Rien de bien original par les temps qui courent. N'importe quel intellectuel de gauche pourrait clamer les mêmes poncifs, avec les mêmes bons sentiments. Il se réjouit de voir revenir l'Etat-Sauveur, comme si la soumission aux bureaucrates était notre avenir, comme si les élites dirigeantes n'étaient pas coupables d'avoir maintenu ce système de santé collectiviste, complètement en faillite et datant d'un autre âge (le CNR, Conseil National de la Résistance)... Comme si les plans de sauvetage des Etats et des banques centrales n'allaient pas nous endetter encore plus, en créant un mal pire que le remède pour les années qui viennent. 
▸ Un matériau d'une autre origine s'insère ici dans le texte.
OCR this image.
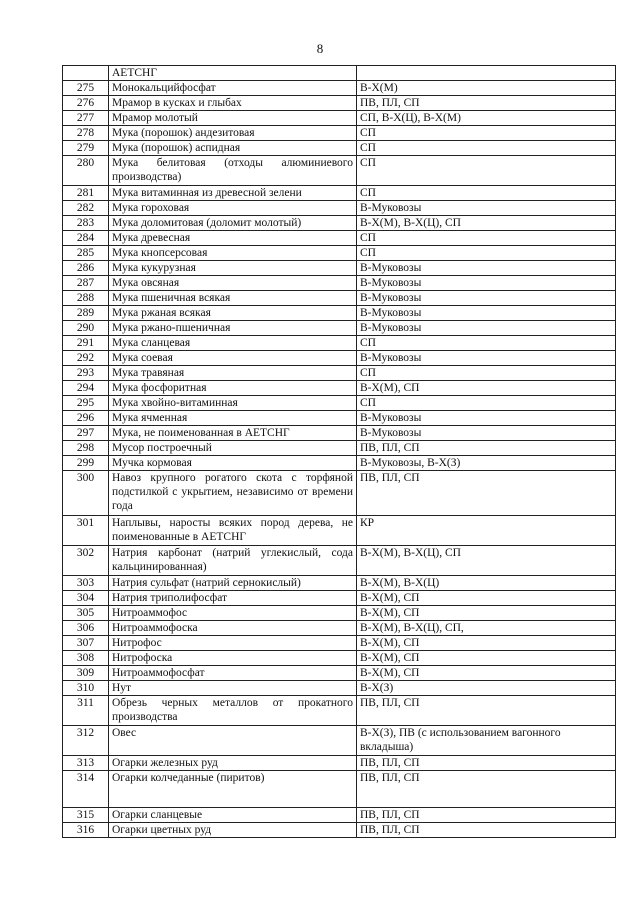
8
	АЕТСНГ	
275	Монокальцийфосфат	В-Х(М)
276	Мрамор в кусках и глыбах	ПВ, ПЛ, СП
277	Мрамор молотый	СП, В-Х(Ц), В-Х(М)
278	Мука (порошок) андезитовая	СП
279	Мука (порошок) аспидная	СП
280	Мука белитовая (отходы алюминиевого производства)	СП
281	Мука витаминная из древесной зелени	СП
282	Мука гороховая	В-Муковозы
283	Мука доломитовая (доломит молотый)	В-Х(М), В-Х(Ц), СП
284	Мука древесная	СП
285	Мука кнопсерсовая	СП
286	Мука кукурузная	В-Муковозы
287	Мука овсяная	В-Муковозы
288	Мука пшеничная всякая	В-Муковозы
289	Мука ржаная всякая	В-Муковозы
290	Мука ржано-пшеничная	В-Муковозы
291	Мука сланцевая	СП
292	Мука соевая	В-Муковозы
293	Мука травяная	СП
294	Мука фосфоритная	В-Х(М), СП
295	Мука хвойно-витаминная	СП
296	Мука ячменная	В-Муковозы
297	Мука, не поименованная в АЕТСНГ	В-Муковозы
298	Мусор построечный	ПВ, ПЛ, СП
299	Мучка кормовая	В-Муковозы, В-Х(З)
300	Навоз крупного рогатого скота с торфяной подстилкой с укрытием, независимо от времени года	ПВ, ПЛ, СП
301	Наплывы, наросты всяких пород дерева, не поименованные в АЕТСНГ	КР
302	Натрия карбонат (натрий углекислый, сода кальцинированная)	В-Х(М), В-Х(Ц), СП
303	Натрия сульфат (натрий сернокислый)	В-Х(М), В-Х(Ц)
304	Натрия триполифосфат	В-Х(М), СП
305	Нитроаммофос	В-Х(М), СП
306	Нитроаммофоска	В-Х(М), В-Х(Ц), СП,
307	Нитрофос	В-Х(М), СП
308	Нитрофоска	В-Х(М), СП
309	Нитроаммофосфат	В-Х(М), СП
310	Нут	В-Х(З)
311	Обрезь черных металлов от прокатного производства	ПВ, ПЛ, СП
312	Овес	В-Х(З), ПВ (с использованием вагонного вкладыша)
313	Огарки железных руд	ПВ, ПЛ, СП
314	Огарки колчеданные (пиритов)	ПВ, ПЛ, СП
315	Огарки сланцевые	ПВ, ПЛ, СП
316	Огарки цветных руд	ПВ, ПЛ, СП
Non franchement je ne trouve rien de bien éclairant là-dedans, à part l'injonction à lire des livres. Ok c'est le seul point à sauver dans ce bla-bla prétentieux et  naïf. 

Bizarrement on ne trouve pas un mot sur la famille, qui est pourtant la vraie planche de salut pour des millions d’individus coupés de leur travail. C'est d'abord un temps privilégié pour redécouvrir les liens de fraternité et de solidarité qui nous unissent entre proches. Et ça c'est la bonne nouvelle.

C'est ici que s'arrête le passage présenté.